Yazı Detayı
25 Ocak 2022 - Salı 08:11
 
İlköğretimde Sınıfta Kalma Geri Gelmelidir!
Dr. Ercan ÖZÇELİK / Yazar, Eğitimci, Sağlık Yöneticisi
 
 

İlköğretimde Sınıfta Kalma Geri Gelmelidir!

 

70-80'li yıllarda, henüz ilkokuldayken çocukların kapasitesi ve ilgi alanı aşağı yukarı belli olur, öğretmen-veli işbirliği içinde, eğitime devamları yahut bir mesleğe geçmeleri sağlanırdı. Öğretmenler daha saygın ve etkili, Veliler daha uyumlu ve sabırlıydı. Okullardaki çocuklar genel olarak 3 sınıfa ayrılırdı.
 

Derslerine düşkün ve ileri eğitime hevesli, kendinden gayretli çalışkan ve sabırlı öğrenciler: Dışarıdan zorlamaya gerek kalmadan okuyabilen, ortaokul sonrası lise ve üniversite planlarını yapabilen çocuklardı. Sınıfta fark edilir, öğretmenleri tarafından desteklenir ve okutulmaları için velilere ısrar edilirdi.
 

Vasata yakın seviyelerde başarılı olan öğrenciler: Genellikle ortaokuldan sonra çalışma hayatına çırak olarak katılan, çıraklık okuluna veya imkanı olursa meslek liselerine devam eden çocuklardı. Fabrika ve atölyeler için, vasıfsızdan teknik personele kadar değişen yelpazede insan kaynağını bu grup oluştururdu.

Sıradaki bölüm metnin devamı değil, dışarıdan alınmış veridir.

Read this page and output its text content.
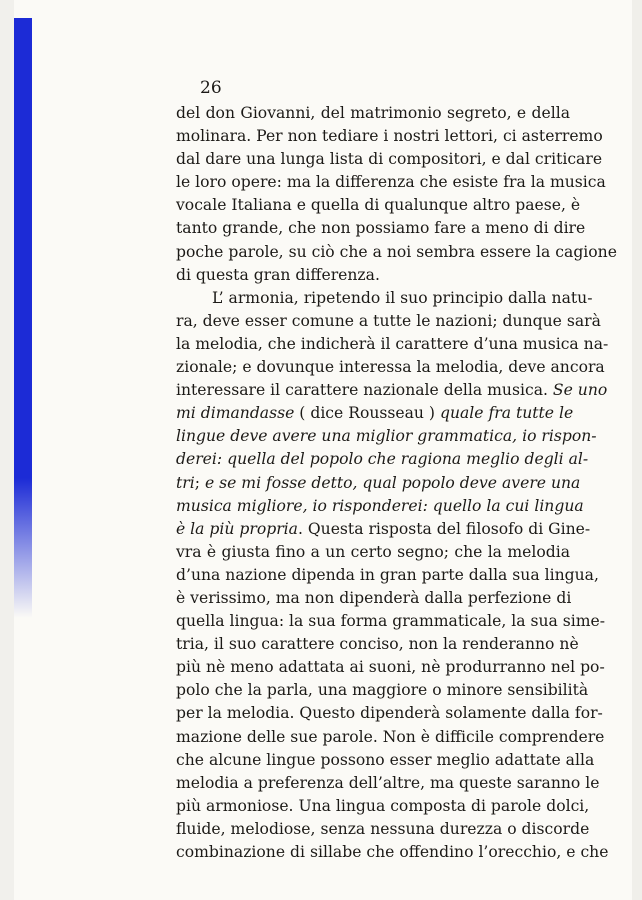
26
del don Giovanni, del matrimonio segreto, e della
molinara. Per non tediare i nostri lettori, ci asterremo
dal dare una lunga lista di compositori, e dal criticare
le loro opere: ma la differenza che esiste fra la musica
vocale Italiana e quella di qualunque altro paese, è
tanto grande, che non possiamo fare a meno di dire
poche parole, su ciò che a noi sembra essere la cagione
di questa gran differenza.
L’ armonia, ripetendo il suo principio dalla natu-
ra, deve esser comune a tutte le nazioni; dunque sarà
la melodia, che indicherà il carattere d’una musica na-
zionale; e dovunque interessa la melodia, deve ancora
interessare il carattere nazionale della musica. Se uno
mi dimandasse ( dice Rousseau ) quale fra tutte le
lingue deve avere una miglior grammatica, io rispon-
derei: quella del popolo che ragiona meglio degli al-
tri; e se mi fosse detto, qual popolo deve avere una
musica migliore, io risponderei: quello la cui lingua
è la più propria. Questa risposta del filosofo di Gine-
vra è giusta fino a un certo segno; che la melodia
d’una nazione dipenda in gran parte dalla sua lingua,
è verissimo, ma non dipenderà dalla perfezione di
quella lingua: la sua forma grammaticale, la sua sime-
tria, il suo carattere conciso, non la renderanno nè
più nè meno adattata ai suoni, nè produrranno nel po-
polo che la parla, una maggiore o minore sensibilità
per la melodia. Questo dipenderà solamente dalla for-
mazione delle sue parole. Non è difficile comprendere
che alcune lingue possono esser meglio adattate alla
melodia a preferenza dell’altre, ma queste saranno le
più armoniose. Una lingua composta di parole dolci,
fluide, melodiose, senza nessuna durezza o discorde
combinazione di sillabe che offendino l’orecchio, e che
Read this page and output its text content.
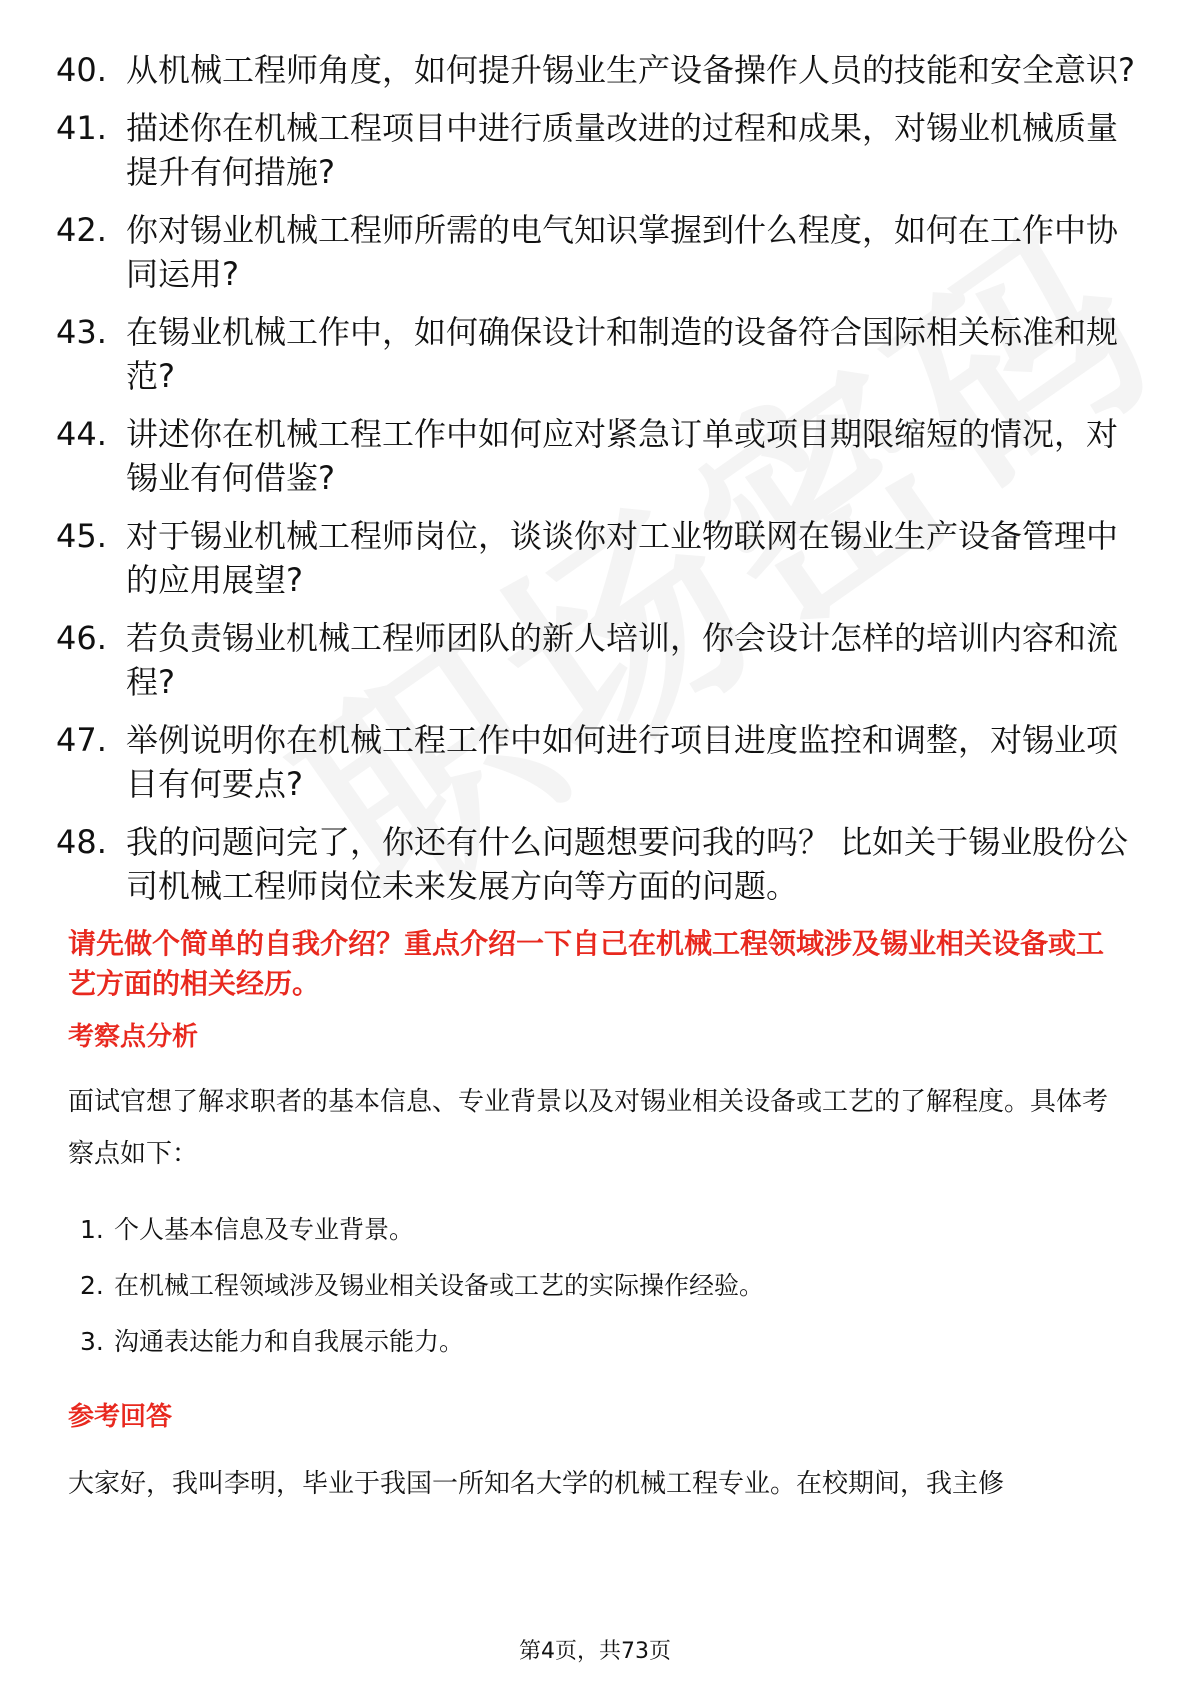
40. 从机械工程师角度，如何提升锡业生产设备操作人员的技能和安全意识?
41. 描述你在机械工程项目中进行质量改进的过程和成果，对锡业机械质量提升有何措施?
42. 你对锡业机械工程师所需的电气知识掌握到什么程度，如何在工作中协同运用?
43. 在锡业机械工作中，如何确保设计和制造的设备符合国际相关标准和规范?
44. 讲述你在机械工程工作中如何应对紧急订单或项目期限缩短的情况，对锡业有何借鉴?
45. 对于锡业机械工程师岗位，谈谈你对工业物联网在锡业生产设备管理中的应用展望?
46. 若负责锡业机械工程师团队的新人培训，你会设计怎样的培训内容和流程?
47. 举例说明你在机械工程工作中如何进行项目进度监控和调整，对锡业项目有何要点?
48. 我的问题问完了，你还有什么问题想要问我的吗？ 比如关于锡业股份公司机械工程师岗位未来发展方向等方面的问题。
请先做个简单的自我介绍？重点介绍一下自己在机械工程领域涉及锡业相关设备或工艺方面的相关经历。
考察点分析
面试官想了解求职者的基本信息、专业背景以及对锡业相关设备或工艺的了解程度。具体考察点如下：
1. 个人基本信息及专业背景。
2. 在机械工程领域涉及锡业相关设备或工艺的实际操作经验。
3. 沟通表达能力和自我展示能力。
参考回答
大家好，我叫李明，毕业于我国一所知名大学的机械工程专业。在校期间，我主修
第4页，共73页
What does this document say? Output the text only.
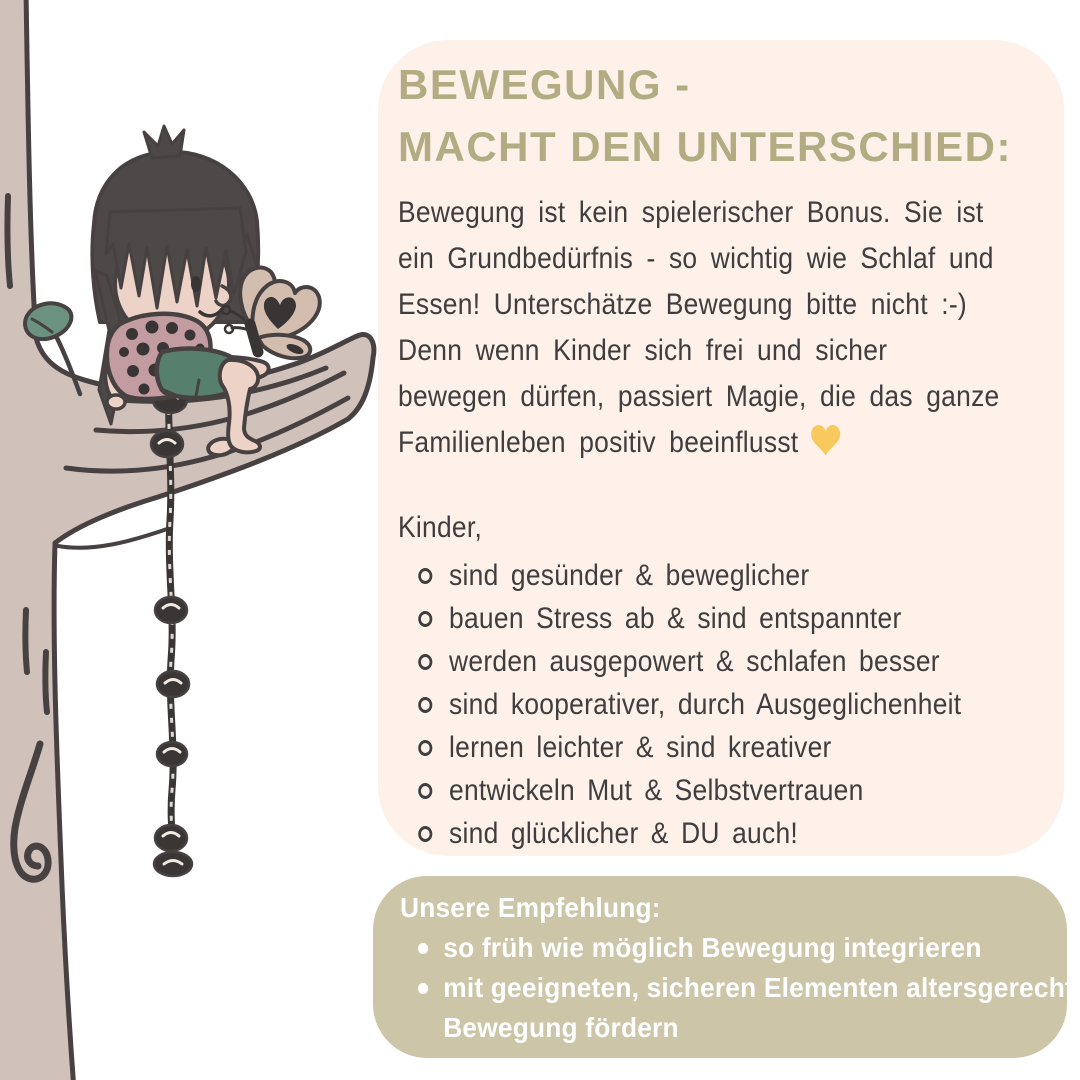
BEWEGUNG -
MACHT DEN UNTERSCHIED:
Bewegung ist kein spielerischer Bonus. Sie ist
ein Grundbedürfnis - so wichtig wie Schlaf und
Essen! Unterschätze Bewegung bitte nicht :-)
Denn wenn Kinder sich frei und sicher
bewegen dürfen, passiert Magie, die das ganze
Familienleben positiv beeinflusst
Kinder,
sind gesünder & beweglicher
bauen Stress ab & sind entspannter
werden ausgepowert & schlafen besser
sind kooperativer, durch Ausgeglichenheit
lernen leichter & sind kreativer
entwickeln Mut & Selbstvertrauen
sind glücklicher & DU auch!
Unsere Empfehlung:
so früh wie möglich Bewegung integrieren
mit geeigneten, sicheren Elementen altersgerecht Bewegung fördern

Aile işletmesi veya sermayesi olanlar da ticari faaliyetlere katılırdı.
 

İlkokulu bile zorlukla bitirebilen çocuklar:  Ekonomik veya aile şartları nedeniyle okumaya meyli olmayan, derslerle ilgisi fazla bulunmayan çocuklardı. Tarım ve hayvancılıkta yahut, esnaf ve sanayi işletmelerinde çıraklıktan başlayan hayat mücadeleleri vardı.
 

Eskiden, çocukların daha yolun başındayken tanınmasını ve öğretmen-veli hattında geleceklerinin şekillenmesini sağlayan en önemli faktör, tavizsiz uygulanan sınıf geçme ve kalma sistemiydi! Hastalık vb. özel bir nedeni olmadıkça, derslerinde başarısız çocukların ısrarla sınıf atlanarak eğitim sisteminde sürekli kalmasına ve diğer çocukların da eğitim kalitelerinin düşürülmesine fırsat verilmezdi.
 

Aileler çocuklarının kapasitesini bilir ve ona göre alternatif hayat yollarına bakardı. Öğretmenler çocukların farklı alanlardaki yeteneklerini de sorgular, velilere sanayi ve esnaflık seçeneklerinden uygun gördüklerini paylaşırdı. İlkokulda başlayan öğrenci sayısı üniversiteye kadar doğal ve düzenli şekilde azaldığı için, eğitimde kalite ve yoğunlaşma söz konusuydu.
 

Ama artık öyle olmuyor! İlkokula başlayan her çocuk üniversite kapısına kadar engelsiz, özensiz ve kendiliğinden geliyor. Abartılı ve dayanaksız özgüvenle egoları şişiyor. Sınıfta kalma diye bir kaygı ve tasaları oluşmuyor. Öğretmenlerin saygınlığı ve öğrencilerin üzerinde etkinlikleri giderek azalıyor. Çocuklar başarısızlığın sonuçlarıyla yüzleşmiyorlar. Üniversite sayılarının ve açık üniversite dahil kontenjanların alabildiğine artması nedeniyle, üniversite okumakta aşırı kolay ve sıradan hale geliyor.
 

Dananın kuyruğu, üniversite bitip hayatın gerçek yüzüyle ve nitelikli bir işe girmek için maruz kaldıkları zorlu sınavlar ve torpil gibi haksızlıklarla yüzleşince kopuyor! Yirmili yaşlarına kadar adeta fanusta büyüttüğümüz, zorlanmadığı için gelişmeyen, hazırlıksız olduğu için hayata karşı kondisyonu düşük, tıknefes, depresif ve umutsuz gençlere dönüşüyorlar.
 

İlk, orta ve lisede başarısızlığın sonuçlarıyla yüzleşmeyen çocuklarımız, iyi kötü geçtikleri üniversite sonrası dev bir mezunlar havuzuna dökülüyorlar. Eski ve yeni mezunlar KPSS gibi sınavlarda başarılı olabilmek için kendini helak ediyor. KPSS'den yüksek not almaları da yetmiyor, ehliyet ve liyakat yerine haksız torpillerin döndüğü mülakatlarda acımadan biçilip eleniyorlar. Özel sektörün sınırlı personel ihtiyacı da istihdam oranında çok yetersiz kalıyor. Geriye kalan halen işsiz ve atanamamış milyonlarca gencimiz, adeta sosyal bir enkaz halinde yığılarak birikmeye devam ediyor!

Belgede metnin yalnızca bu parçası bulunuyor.